Republicans Challenge N.Y. Senator's Ballot

"Poll watchers for Republican congressional candidate Jim Tedisco challenged Gillibrand's absentee ballot when it showed up in the queue during counting in Columbia County," reports the Times Union. "The campaign worker argued the senator who splits her time between Greenport and Washington, D.C. was in the county on Election Day and should have voted in person."
Gillibrand supported Democrat Scott Murphy in the race, which is still going after a tight Election Day finish on March 31. As of Tuesday afternoon, Murphy led by 47 votes, with counting of absentee ballots continuing. Both Democrats and Republicans had hoped to seize on the outcome as evidence of the country's perception of President Obama and the Democratic agenda, though the close finish has made that task more difficult.
In a letter published by the Huffington Post, Gillibrand called the challenge "a new low" on the part of Republicans.
"Their latest move to challenge my ballot is part of a much larger attempt to disenfranchise legal Democratic voters and delay Scott Murphy's inevitable victory in the 20th," she writes. "National Republicans are trying to turn the 20th District of New York into the next Minnesota. It is wrong."
The Minnesota reference is to the still unresolved fight for one of the state's two Senate seats.

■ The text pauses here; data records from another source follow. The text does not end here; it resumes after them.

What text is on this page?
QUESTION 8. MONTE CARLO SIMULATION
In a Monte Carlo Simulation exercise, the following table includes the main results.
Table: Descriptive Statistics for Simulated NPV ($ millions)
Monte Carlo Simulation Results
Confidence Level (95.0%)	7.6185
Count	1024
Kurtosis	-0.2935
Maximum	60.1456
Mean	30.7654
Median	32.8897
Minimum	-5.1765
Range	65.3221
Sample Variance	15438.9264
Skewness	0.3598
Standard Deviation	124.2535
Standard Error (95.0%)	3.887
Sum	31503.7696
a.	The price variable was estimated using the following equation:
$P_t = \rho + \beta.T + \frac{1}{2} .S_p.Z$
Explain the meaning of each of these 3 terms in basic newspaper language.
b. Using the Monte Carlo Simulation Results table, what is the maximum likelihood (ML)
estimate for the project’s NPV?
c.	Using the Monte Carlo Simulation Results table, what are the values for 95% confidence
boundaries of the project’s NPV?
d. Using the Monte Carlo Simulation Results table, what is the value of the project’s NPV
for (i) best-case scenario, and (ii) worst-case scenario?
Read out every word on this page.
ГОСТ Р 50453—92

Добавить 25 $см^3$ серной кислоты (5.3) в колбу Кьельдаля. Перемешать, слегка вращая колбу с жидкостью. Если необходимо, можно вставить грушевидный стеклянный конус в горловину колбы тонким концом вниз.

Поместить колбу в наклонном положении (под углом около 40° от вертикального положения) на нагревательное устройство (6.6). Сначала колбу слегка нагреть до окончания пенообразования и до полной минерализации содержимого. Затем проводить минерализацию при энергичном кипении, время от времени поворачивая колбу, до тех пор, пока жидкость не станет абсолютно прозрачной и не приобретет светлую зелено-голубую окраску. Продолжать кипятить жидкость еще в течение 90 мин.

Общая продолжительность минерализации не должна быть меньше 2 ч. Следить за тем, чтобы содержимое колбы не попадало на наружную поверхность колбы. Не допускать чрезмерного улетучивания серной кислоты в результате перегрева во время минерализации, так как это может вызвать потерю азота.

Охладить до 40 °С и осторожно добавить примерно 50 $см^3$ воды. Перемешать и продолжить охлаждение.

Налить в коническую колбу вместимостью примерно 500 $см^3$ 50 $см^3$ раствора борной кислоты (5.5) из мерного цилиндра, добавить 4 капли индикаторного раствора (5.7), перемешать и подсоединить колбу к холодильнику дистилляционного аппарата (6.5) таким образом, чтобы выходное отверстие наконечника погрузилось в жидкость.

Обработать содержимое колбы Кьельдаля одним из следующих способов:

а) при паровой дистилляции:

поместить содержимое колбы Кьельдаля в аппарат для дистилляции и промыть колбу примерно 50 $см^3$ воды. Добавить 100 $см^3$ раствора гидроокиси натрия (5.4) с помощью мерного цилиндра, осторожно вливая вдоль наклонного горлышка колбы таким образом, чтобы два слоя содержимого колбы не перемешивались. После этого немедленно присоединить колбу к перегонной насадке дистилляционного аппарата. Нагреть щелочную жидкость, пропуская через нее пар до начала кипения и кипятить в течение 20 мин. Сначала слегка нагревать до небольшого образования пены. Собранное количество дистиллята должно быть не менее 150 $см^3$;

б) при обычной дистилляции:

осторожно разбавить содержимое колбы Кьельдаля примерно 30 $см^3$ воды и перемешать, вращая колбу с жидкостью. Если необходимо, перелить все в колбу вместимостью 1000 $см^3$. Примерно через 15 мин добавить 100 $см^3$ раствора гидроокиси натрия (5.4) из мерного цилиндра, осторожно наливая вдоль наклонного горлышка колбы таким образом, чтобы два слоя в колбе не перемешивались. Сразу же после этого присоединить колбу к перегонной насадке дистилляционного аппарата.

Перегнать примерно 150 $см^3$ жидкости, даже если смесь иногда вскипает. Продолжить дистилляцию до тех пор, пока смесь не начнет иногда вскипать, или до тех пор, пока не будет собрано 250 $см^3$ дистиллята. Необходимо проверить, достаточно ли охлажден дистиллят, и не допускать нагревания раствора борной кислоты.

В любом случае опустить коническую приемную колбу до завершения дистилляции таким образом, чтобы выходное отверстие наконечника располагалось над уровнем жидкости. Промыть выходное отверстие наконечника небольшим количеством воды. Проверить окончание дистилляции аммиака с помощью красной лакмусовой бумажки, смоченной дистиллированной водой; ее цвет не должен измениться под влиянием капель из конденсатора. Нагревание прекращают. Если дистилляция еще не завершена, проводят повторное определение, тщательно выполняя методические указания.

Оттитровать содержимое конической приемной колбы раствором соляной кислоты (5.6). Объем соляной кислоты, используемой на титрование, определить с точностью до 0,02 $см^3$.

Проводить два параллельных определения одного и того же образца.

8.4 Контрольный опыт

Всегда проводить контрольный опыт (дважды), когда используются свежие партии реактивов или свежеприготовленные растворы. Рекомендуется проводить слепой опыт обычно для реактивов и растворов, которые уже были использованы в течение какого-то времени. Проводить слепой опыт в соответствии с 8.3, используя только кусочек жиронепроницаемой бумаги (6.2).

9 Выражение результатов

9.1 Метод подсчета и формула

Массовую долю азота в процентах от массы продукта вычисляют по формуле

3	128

Democrat Al Franken has been named the winner of the race by just over 300 votes, and a court this week upheld the results -- but Republican Norm Coleman has vowed to appeal.
According to the Times Union, New York election law says that to file an absentee ballot you must have a "good faith belief" you won't be in the district on Election Day. Gillibrand was with Murphy in the district on March 31st, though she did not join him until after polls had closed.
PolitickerNY reports that Republican lawyers have also challenged the ballots of Skidmore college students and "multiple-home owners with return addresses in New York City or Florida."